Berbicara pentingnya realisasi transisi energi di Indonesia, Menteri Lingkungan Hidup dan Kehutanan RI Siti Nurbaya Bakar mengatakan pentingnya sektor energi sekaligus memprioritaskannya dalam agenda COP28 untuk didiskusikan di Paviliun Indonesia.

Menurut Siti Nurbaya, implementasi JETP memproyeksikan sekitar US$ 20 miliar kemitraan publik-swasta dengan pendanaan investasi campuran khususnya untuk mempercepat dekarbonisasi sektor ketenagalistrikan.

“Mobilisasi keuangan kini sedang berlangsung selama tiga sampai lima tahun dengan memperkenalkan Indonesia Country Platform sebagai mekanisme keuangan untuk pensiun dini pembangkit listrik tenaga batubara atau PLTU dan untuk investasi baru pada energi terbarukan,” ujar Siti Nurbaya.

“Pembahasan mengenai energi akan menjadi penting dan menarik setelahnya, begitu juga dengan sampah dan ekonomi sirkular, yang semuanya melibatkan partisipasi masyarakat, swasta, CSO dan akar rumput,” tandasnya.

Direktur Utama PT PLN (Persero) Darmawan Prasodjo mengungkapkan gelaran United Nations Framework Convention on Climate Change (UNFCCC) COP28 merupakan event yang cukup spesial.

Mengingat, dalam kesempatan itu, pihaknya dapat mengajak para komunitas global bersama-sama untuk turut serta mengurangi emisi gas rumah kaca (GRK) melalui penggunaan energi bersih.
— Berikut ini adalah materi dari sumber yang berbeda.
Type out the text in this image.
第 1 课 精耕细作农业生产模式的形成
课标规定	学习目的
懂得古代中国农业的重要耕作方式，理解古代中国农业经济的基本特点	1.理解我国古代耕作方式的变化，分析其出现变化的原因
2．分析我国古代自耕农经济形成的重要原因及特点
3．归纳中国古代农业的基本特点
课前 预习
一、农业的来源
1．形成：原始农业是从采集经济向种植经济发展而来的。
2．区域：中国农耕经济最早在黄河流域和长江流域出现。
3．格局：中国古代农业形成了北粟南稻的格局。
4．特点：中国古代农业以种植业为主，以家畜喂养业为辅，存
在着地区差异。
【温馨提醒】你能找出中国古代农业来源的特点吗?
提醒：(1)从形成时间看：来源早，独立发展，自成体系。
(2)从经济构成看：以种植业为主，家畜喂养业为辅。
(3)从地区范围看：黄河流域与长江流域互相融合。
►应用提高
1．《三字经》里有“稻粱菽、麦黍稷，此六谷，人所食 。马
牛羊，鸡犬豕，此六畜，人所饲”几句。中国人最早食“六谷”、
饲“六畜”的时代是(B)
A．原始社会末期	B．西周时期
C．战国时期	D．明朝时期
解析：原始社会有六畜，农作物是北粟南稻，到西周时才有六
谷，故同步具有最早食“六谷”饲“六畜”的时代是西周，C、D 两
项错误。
Darmawan menilai perubahan iklim sejatinya bukan lagi menjadi persoalan suatu bangsa, namun merupakan persoalan masyarakat dunia. Misalnya, emisi GRK yang dihasilkan di Jakarta juga akan menimbulkan dampak yang sama di berbagai dunia.
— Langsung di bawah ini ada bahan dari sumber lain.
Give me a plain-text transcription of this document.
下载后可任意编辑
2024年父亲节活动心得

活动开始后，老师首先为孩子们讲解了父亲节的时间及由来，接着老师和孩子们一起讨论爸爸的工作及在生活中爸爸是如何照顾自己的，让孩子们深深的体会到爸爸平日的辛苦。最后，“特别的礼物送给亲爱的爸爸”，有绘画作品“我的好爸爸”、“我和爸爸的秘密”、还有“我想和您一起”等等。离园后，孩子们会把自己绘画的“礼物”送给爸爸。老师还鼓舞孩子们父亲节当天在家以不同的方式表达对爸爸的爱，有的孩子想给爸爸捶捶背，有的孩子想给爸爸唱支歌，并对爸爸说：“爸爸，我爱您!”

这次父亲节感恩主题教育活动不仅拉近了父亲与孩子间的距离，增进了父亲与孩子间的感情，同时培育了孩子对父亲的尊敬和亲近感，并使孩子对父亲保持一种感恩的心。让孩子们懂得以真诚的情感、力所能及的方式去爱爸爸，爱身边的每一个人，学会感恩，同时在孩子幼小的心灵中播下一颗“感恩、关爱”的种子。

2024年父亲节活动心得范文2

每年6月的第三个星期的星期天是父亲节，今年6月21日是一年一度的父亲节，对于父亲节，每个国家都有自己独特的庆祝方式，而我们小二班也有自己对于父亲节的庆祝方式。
“Apakah ini permasalahan Indonesia saja? apakah ini permasalahan Eropa saja? apakah ini permasalahan dari United States? Apakah dari Jepang? ternyata bukan karena ini adalah permasalahan Global,” kata Darmawan dalam acara Energy Corner CNBC Indonesia di Dubai, dikutip Rabu (13/12/2023).

Darmawan pun berharap melalui sesi diskusi di sela-sela perhelatan COP28 dapat membuat masyarakat global kompak menangani perubahan iklim.

“Dalam proses ini kami bangga sekali bahwa pemerintah Presiden Joko Widodo di sini ada Kementerian ESDM ada, Kemenko Marves ada, KLHK ada, dari BUMN ada, semuanya hadir di sini dan kami dalam rangka menjalankan tugas transisi energi dalam bidang kelistrikan,” kata dia.

Di samping itu, ia memproyeksikan emisi gas rumah kaca (GRK) RI dari sektor ketenagalistrikan bisa mencapai 1 miliar metrik ton CO2 per tahun pada 2060 mendatang. Terutama apabila PLN tidak melakukan upaya untuk mengurangi emisi di sektor tersebut.

Menurut Darmawan emisi GRK yang dihasilkan dari sektor ketenagalistrikan saat ini jumlahnya mencapai 290 juta metrik ton CO2 per tahun. Adapun, apabila PLN hanya bekerja secara business as usual, maka emisi GRK di tahun 2060 akan tembus 1 miliar metrik ton CO2 per tahun.